Currently the sustainability of traditional technologies employed in the oil and gas supply chain constitutes one of the major challenges. New regulation, public awareness and the climate change have bring new concerns for the decision making in safety of oil and gas infrastructure. One of the key elements for the decision making in safety is related to sizing the magnitude of accidental impacts. However, modelling impacts involve large amount of uncertainty due to its inherent complexity.

Taking in account the fuzzy systems as suitable tools to deal with uncertainty, this paper presents a methodology to determine the magnitude of the impacts of accidents in the oil and gas infrastructure. Then, the overall aim of this paper is to present the application of knowledge management technology into business practices, which is related with the estimation of the accidental impacts of the oil and gas infrastructure by using knowledge-based fuzzy inference systems.
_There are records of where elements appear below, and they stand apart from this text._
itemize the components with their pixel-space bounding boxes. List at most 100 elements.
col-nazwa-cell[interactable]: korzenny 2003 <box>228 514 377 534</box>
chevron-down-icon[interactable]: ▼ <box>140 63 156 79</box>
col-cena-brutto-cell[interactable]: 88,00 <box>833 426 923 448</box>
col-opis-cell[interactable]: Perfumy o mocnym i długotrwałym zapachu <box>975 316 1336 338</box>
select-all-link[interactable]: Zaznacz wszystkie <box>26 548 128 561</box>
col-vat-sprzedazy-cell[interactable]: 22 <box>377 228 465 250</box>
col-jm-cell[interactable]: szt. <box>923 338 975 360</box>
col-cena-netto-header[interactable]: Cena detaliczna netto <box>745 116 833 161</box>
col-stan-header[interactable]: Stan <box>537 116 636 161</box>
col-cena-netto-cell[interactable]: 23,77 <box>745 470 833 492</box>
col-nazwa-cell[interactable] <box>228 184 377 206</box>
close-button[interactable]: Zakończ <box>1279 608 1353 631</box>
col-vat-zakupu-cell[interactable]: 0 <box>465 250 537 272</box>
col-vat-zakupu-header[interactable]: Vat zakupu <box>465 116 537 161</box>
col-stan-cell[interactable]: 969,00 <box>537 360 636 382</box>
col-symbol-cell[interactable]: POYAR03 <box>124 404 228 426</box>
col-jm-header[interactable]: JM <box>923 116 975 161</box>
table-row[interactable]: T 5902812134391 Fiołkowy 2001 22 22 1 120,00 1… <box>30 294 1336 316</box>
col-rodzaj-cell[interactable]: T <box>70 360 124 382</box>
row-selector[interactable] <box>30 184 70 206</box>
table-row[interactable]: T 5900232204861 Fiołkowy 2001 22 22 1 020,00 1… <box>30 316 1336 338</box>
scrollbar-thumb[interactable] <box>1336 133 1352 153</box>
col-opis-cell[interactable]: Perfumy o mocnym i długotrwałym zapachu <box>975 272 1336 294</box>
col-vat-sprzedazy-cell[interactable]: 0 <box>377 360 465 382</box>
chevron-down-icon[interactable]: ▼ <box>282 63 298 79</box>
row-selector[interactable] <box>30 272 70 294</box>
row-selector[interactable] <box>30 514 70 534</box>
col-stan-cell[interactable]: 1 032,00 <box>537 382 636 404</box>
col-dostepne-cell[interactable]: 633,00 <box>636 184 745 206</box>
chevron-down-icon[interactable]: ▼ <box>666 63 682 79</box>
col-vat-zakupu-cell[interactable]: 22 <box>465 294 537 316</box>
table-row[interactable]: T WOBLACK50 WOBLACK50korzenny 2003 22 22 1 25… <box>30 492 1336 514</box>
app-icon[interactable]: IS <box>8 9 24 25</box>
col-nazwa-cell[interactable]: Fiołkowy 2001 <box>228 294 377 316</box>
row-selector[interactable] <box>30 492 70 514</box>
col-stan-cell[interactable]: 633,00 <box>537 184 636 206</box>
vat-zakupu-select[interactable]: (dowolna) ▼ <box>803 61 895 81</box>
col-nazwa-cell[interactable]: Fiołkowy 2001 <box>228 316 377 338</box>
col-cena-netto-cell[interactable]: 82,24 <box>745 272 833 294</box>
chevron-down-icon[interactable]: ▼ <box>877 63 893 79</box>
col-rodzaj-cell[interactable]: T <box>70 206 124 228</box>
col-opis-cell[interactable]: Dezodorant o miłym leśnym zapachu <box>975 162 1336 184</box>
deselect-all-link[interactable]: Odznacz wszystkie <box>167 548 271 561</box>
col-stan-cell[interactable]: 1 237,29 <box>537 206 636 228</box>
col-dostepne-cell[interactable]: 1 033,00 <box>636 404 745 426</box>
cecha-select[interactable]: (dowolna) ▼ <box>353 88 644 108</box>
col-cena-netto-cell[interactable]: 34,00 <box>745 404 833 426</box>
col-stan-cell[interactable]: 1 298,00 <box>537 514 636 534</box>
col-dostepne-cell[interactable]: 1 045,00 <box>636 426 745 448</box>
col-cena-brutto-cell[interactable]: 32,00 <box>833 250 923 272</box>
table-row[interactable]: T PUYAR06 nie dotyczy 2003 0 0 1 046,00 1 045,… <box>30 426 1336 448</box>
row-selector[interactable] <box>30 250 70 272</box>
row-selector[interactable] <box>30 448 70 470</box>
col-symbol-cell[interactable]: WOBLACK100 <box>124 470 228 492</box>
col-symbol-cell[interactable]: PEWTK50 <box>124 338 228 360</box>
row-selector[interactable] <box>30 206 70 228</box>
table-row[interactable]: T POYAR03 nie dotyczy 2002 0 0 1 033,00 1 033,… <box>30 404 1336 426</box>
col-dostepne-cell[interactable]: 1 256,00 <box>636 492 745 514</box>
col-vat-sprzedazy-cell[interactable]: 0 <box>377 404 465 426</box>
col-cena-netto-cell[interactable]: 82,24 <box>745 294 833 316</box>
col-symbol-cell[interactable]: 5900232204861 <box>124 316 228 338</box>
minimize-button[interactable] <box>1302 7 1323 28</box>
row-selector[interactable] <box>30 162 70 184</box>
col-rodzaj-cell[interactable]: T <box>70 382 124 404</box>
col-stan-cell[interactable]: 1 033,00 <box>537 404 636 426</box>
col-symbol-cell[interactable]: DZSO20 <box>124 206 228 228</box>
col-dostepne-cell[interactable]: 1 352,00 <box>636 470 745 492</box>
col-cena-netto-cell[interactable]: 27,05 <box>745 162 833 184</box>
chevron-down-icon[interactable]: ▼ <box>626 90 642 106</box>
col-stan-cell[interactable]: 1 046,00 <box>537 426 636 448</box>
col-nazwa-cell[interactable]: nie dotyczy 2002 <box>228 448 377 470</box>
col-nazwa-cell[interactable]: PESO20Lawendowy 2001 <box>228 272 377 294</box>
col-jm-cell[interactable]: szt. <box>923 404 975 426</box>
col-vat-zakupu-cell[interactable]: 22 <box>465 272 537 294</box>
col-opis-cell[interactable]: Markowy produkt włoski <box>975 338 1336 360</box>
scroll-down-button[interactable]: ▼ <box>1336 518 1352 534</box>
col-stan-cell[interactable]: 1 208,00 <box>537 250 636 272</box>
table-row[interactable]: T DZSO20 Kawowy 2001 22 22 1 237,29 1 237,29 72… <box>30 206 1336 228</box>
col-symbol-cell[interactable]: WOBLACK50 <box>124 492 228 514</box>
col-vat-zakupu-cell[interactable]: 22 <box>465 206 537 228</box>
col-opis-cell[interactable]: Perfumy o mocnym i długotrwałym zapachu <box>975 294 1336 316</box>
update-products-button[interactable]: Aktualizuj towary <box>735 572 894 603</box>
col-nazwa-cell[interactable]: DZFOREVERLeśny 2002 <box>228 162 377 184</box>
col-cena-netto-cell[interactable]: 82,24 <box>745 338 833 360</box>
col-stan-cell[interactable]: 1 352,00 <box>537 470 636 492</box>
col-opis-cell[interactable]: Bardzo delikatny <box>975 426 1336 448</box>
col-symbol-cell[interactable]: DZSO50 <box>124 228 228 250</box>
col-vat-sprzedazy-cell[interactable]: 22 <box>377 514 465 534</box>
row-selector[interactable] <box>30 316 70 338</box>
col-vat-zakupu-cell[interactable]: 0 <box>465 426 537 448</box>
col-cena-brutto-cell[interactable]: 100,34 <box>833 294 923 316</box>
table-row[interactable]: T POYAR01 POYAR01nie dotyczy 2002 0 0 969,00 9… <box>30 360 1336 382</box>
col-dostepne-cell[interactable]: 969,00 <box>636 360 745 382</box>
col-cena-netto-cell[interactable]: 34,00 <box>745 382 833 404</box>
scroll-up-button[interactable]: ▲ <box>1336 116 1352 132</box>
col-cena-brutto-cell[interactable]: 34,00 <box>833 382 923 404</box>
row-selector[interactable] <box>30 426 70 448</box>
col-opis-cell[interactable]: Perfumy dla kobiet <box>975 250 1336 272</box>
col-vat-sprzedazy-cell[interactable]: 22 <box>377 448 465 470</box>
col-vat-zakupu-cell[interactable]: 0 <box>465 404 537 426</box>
The overall content is established by the interaction of Safety of energy infrastructure, artificial intelligence, and business value maximization. This framework establishes as its ultimate goal to create value for stakeholders from the safety management using artificial intelligence methods.

The general approach of this research is a hybrid technique that combines theoretical and empirical methods in order to develop an inference model to estimate economic impacts of failures in the oil and gas supply chain. The parameters of the model are determined using expert knowledge and statistical data.
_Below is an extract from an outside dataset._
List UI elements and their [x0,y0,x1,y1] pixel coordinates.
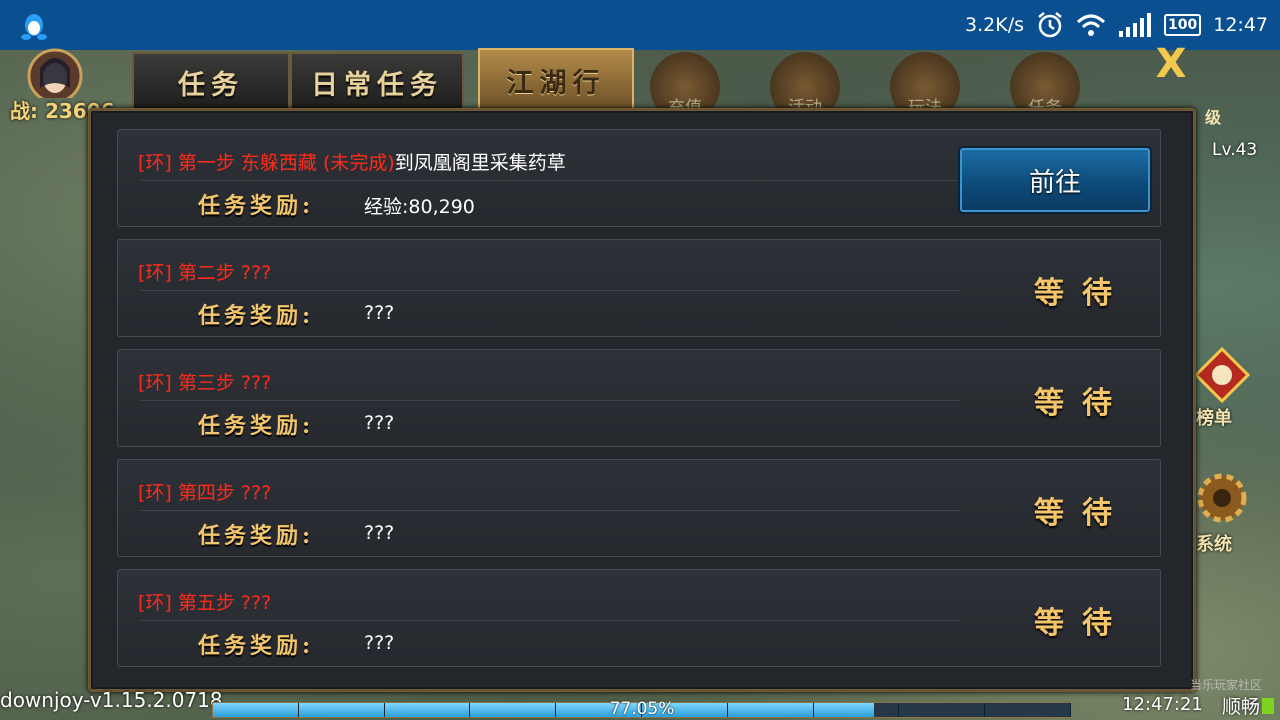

The content of this research is divided in three major parts: 1. the determination of the range values of impacts, 2. the implementation of the inference system using Matlab, and 3. the simulation test. The first activity consists in defining the mean values of the impacts as well as their classifications. The second activity is related with the construction of the inference model using the fuzzy toolbox of Matlab. And the third activity consists in the simulation of the model developed using a different set of data and coefficient values.

This paper is intended to serve as a relevant tool to create business value from the implementation of safety measures, that comprehensive study aims to introduce a novel technique to assess accidental risks of energy infrastructure using hybrid artificial intelligence methods to handle with the uncertainty and vagueness derived from the estimation of probabilities and consequences of failure.